Anywhere else in the world these ruins would be a major tourist attraction. Parts of the walls of Siri were recently excavated and restored and the workmen told me why they were doing it.
"It's for the Commonwealth Games," they said. Except of course it is not. These ancient walls have absolutely nothing to do with the Games, which have become kind of Delhi shorthand for any piece of urban development that the authorities want to be completed by 2010.
Hidden heritage
Two summers ago, back in my local jungle park, I found another ruin, in an area of wilderness so thick with undergrowth that I had to beat my way through it with a stick.
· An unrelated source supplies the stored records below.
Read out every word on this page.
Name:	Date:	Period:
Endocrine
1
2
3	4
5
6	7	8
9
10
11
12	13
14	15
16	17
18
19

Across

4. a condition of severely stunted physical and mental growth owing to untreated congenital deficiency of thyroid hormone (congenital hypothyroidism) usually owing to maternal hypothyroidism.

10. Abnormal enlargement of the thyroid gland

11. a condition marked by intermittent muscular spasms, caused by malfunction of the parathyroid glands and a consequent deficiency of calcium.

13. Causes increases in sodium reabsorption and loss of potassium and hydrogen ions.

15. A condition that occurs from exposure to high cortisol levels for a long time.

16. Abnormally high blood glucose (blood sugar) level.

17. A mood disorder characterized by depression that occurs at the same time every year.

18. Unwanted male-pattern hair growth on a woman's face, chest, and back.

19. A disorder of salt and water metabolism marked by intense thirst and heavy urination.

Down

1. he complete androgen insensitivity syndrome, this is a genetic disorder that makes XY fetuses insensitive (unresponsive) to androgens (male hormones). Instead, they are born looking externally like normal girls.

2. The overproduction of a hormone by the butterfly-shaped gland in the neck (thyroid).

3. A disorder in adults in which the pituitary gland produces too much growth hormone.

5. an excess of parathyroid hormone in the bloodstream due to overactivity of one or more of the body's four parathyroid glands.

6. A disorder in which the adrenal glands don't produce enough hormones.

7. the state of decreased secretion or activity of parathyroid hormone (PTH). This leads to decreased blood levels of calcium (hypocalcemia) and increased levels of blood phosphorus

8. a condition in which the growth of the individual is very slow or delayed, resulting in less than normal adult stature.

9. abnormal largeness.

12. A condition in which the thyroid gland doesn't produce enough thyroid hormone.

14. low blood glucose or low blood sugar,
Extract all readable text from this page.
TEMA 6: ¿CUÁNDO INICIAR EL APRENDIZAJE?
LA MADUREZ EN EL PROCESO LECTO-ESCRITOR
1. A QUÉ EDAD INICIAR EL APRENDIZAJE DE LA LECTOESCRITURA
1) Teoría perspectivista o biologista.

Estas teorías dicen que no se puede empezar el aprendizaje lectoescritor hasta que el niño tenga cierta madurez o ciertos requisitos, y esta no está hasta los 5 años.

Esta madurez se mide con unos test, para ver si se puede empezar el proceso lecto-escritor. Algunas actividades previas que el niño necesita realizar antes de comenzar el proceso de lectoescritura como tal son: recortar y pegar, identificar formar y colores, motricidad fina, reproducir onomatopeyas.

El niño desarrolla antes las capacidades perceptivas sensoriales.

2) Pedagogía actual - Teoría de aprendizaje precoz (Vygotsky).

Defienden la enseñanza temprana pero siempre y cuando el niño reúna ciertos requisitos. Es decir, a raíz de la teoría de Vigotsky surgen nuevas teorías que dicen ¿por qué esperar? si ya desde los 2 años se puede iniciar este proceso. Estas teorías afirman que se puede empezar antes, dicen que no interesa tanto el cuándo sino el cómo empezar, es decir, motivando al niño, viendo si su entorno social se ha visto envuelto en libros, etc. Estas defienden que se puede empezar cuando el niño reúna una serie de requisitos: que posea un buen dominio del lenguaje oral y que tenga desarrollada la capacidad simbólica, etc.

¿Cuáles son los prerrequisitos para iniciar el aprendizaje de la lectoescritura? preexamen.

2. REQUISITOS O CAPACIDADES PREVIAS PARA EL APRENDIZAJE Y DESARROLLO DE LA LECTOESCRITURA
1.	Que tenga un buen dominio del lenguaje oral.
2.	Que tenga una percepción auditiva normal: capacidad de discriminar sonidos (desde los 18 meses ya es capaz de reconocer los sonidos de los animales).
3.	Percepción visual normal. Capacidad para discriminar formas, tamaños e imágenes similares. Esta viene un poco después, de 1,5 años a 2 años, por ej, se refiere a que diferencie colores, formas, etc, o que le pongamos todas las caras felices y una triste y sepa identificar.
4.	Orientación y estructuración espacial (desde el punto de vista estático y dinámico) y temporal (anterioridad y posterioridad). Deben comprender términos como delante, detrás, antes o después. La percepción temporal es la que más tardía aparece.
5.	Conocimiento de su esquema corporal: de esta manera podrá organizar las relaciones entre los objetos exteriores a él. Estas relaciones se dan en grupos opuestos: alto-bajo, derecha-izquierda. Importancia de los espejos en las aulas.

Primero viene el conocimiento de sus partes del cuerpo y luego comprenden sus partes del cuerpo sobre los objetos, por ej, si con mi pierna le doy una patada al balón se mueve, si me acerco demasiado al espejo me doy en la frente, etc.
There, long-forgotten, was half a mosque, a tree growing out of one of its walls, but the perfect rosettes and squinches created by artisans 700 years ago still intact. I tried to interest my friends and fellow journalists in my discovery of an unlisted ancient mosque in the heart of modern Delhi.
I told people about it at Delhi parties and they yawned. I telephoned a leading historian of the medieval Sultanate period, who promised he would get back to me. A guide book writer did come to see and she told me it will be mentioned in the next edition. But I failed to get anyone else half as excited as me.
'Treasure hunt'
I tried the internet, joining a "treasure hunt" website called geocaching.com. I hid my treasure - a few coloured paper clips in a plastic jar - inside the mosque, and posted the map co-ordinates on the website. I waited for eager treasure hunters to track down the mosque.
I went away on holiday and an irate American traveller posted a note on the website to say the co-ordinates were wrong and that he had been chased away by an angry pig.
On my return I went back to the mosque and discovered that my co-ordinates were correct. The American had not gone to the wrong place. The mosque had gone. It had been bulldozed and there was no sign it had ever existed. The wilderness had become a building site and squash and badminton courts were being built for - yes - the Commonwealth Games. No-one made a fuss and I have found it hard to make the case that this archaeologically super-rich city is much poorer without one old tumbledown mosque.
And though I have been able to immortalise it in photos and text in a book I wrote about my adoptive city, I am also aware that it is just one of dozens of minor ruins that have disappeared in recent years. And more will almost certainly go as the pace of development continues to accelerate. Delhi is a city that is more proud of its future than its past.